Keith Olbermann’s Crazy Friend Tom
I’ve heard about that Tom Cruise Scientology video. I think this is the real thing (there are a lot of spoofs and parodies on YouTube):
I’ve only watched the first few minutes of it. He is very intense about his faith, but if you’ve ever seen evangelical ministers on tv they get pretty en fuego, too.
I read a very interesting piece on Scientology in The New Yorker, Château Scientology
Inside the Church’s Celebrity Centre:
From the outset, the conversion of celebrities was important to Scientology. An internal newsletter produced by the Hubbard Communications Office, probably in the mid-fifties, asserts, “There are many to whom America and the world listens. On the backs of these are carried most of the enthusiasms on which the society runs.” It goes on, “It is obvious what would happen to America if we helped its leaders to help others. Project Celebrity is part of that program. It is obvious what would happen to Scientology if prime communicators benefitting from it would mention it now and then.”

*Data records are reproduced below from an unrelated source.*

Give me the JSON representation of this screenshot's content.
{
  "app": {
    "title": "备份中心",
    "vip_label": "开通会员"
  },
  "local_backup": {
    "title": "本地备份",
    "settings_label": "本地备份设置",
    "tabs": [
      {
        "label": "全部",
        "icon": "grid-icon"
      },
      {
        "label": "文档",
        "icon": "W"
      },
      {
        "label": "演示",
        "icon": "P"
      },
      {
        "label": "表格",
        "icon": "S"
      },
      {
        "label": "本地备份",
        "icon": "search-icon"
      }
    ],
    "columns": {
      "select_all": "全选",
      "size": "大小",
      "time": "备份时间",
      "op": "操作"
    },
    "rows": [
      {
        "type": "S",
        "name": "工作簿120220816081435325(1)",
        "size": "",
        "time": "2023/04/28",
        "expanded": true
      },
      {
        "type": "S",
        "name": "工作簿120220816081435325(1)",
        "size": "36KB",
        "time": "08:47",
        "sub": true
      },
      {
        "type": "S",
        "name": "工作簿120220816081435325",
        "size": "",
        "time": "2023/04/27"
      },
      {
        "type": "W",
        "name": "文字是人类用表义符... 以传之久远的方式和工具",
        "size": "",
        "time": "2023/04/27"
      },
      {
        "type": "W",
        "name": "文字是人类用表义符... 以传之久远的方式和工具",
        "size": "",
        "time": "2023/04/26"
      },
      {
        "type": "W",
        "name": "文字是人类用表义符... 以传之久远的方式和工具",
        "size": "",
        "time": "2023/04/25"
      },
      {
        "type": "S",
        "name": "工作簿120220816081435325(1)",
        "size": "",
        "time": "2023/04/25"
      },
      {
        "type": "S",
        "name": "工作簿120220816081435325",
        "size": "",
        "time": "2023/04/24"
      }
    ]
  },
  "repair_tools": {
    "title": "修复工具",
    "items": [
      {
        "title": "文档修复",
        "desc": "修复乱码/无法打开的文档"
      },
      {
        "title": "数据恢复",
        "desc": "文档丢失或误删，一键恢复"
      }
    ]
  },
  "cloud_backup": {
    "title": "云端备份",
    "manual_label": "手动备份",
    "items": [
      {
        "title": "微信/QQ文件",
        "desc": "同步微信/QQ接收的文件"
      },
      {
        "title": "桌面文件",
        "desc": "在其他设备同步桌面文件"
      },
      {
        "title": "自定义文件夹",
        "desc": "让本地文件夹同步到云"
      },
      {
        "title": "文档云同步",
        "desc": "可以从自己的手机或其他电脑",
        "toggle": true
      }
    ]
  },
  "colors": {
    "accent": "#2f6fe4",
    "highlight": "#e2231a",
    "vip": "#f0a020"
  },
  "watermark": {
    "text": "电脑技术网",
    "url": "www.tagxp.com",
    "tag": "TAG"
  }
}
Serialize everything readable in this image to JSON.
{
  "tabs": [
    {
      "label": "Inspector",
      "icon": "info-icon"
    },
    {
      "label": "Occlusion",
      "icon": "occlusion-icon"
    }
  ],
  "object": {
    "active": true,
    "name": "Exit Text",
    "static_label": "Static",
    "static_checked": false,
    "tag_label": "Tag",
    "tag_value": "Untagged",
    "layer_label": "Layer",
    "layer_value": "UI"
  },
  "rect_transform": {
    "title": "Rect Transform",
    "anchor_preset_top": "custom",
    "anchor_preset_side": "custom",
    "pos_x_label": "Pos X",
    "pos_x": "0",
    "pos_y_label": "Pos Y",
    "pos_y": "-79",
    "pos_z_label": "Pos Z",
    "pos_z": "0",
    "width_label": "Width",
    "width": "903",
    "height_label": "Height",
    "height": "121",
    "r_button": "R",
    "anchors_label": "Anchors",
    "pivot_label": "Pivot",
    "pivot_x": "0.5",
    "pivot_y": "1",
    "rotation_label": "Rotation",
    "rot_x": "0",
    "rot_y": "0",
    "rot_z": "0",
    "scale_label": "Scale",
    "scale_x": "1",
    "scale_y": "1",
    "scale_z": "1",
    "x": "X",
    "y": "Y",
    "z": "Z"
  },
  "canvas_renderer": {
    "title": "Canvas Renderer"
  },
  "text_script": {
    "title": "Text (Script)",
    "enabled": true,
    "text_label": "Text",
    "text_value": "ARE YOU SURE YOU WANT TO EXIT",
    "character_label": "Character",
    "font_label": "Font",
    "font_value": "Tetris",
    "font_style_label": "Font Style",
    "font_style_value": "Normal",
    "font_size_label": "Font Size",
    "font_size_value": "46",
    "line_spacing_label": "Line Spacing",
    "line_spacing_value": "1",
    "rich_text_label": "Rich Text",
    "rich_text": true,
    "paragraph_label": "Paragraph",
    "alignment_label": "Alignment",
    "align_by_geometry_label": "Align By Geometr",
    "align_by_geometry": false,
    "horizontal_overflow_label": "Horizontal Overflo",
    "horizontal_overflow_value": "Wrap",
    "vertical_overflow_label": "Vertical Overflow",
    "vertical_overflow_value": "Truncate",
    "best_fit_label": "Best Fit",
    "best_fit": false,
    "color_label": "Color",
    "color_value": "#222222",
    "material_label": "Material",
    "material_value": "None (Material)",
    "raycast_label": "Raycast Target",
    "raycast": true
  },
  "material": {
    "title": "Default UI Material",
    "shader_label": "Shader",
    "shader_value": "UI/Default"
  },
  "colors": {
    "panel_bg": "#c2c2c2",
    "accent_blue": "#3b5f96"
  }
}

Hmm. “Prime communicators.” That’s kind of like getting Bob Costas and Kobe Bryant to drop “passion bucket.”
This is also weird: To achieve salvation you have to pay up:
Celebrity Centre is used for Scientology courses and for “auditing,” a mainstay of the religion, in which a person undergoes a guided talk-therapy session, usually while holding a device known as an E-Meter, which is supposed to measure one’s spiritual state. … An initial twelve-and-a-half-hour auditing session costs between six and seven hundred dollars, Greg LaClaire, a vice-president of Celebrity Centre, says. (Aspiring Scientologists can mitigate the expense by choosing to be audited by a fellow initiate rather than by a staff member.) In the Holiday 2007 Dianetics and Scientology catalogue, a deluxe Planetary Dissemination Edition E-Meter—billed as a “tool for Golden Age of Tech certainty,” to assist in “faster progress up The Bridge”—was offered, in “Diamond Blue,” for five thousand five hundred dollars.
Other religions use the practice of tithing or passing around the collection plate. But charging a fee to monitor someone’s progress on the road to salvation? How can anyone take that seriously?
I don’t know much about the church, but it strikes me as really odd that any faith would grant preference to celebrities. Whatever happened to “We are all equal before the Lord?” OK, well I guess that’s a Christian concept. I’m very skeptical of an institution that categorizes its worshippers based on fame and fortune.
It’s not too far off from politics. You can vote for some candidate over and over, but there’s no way you’re getting into the Lincoln bedroom unless you donate a ton of bucks.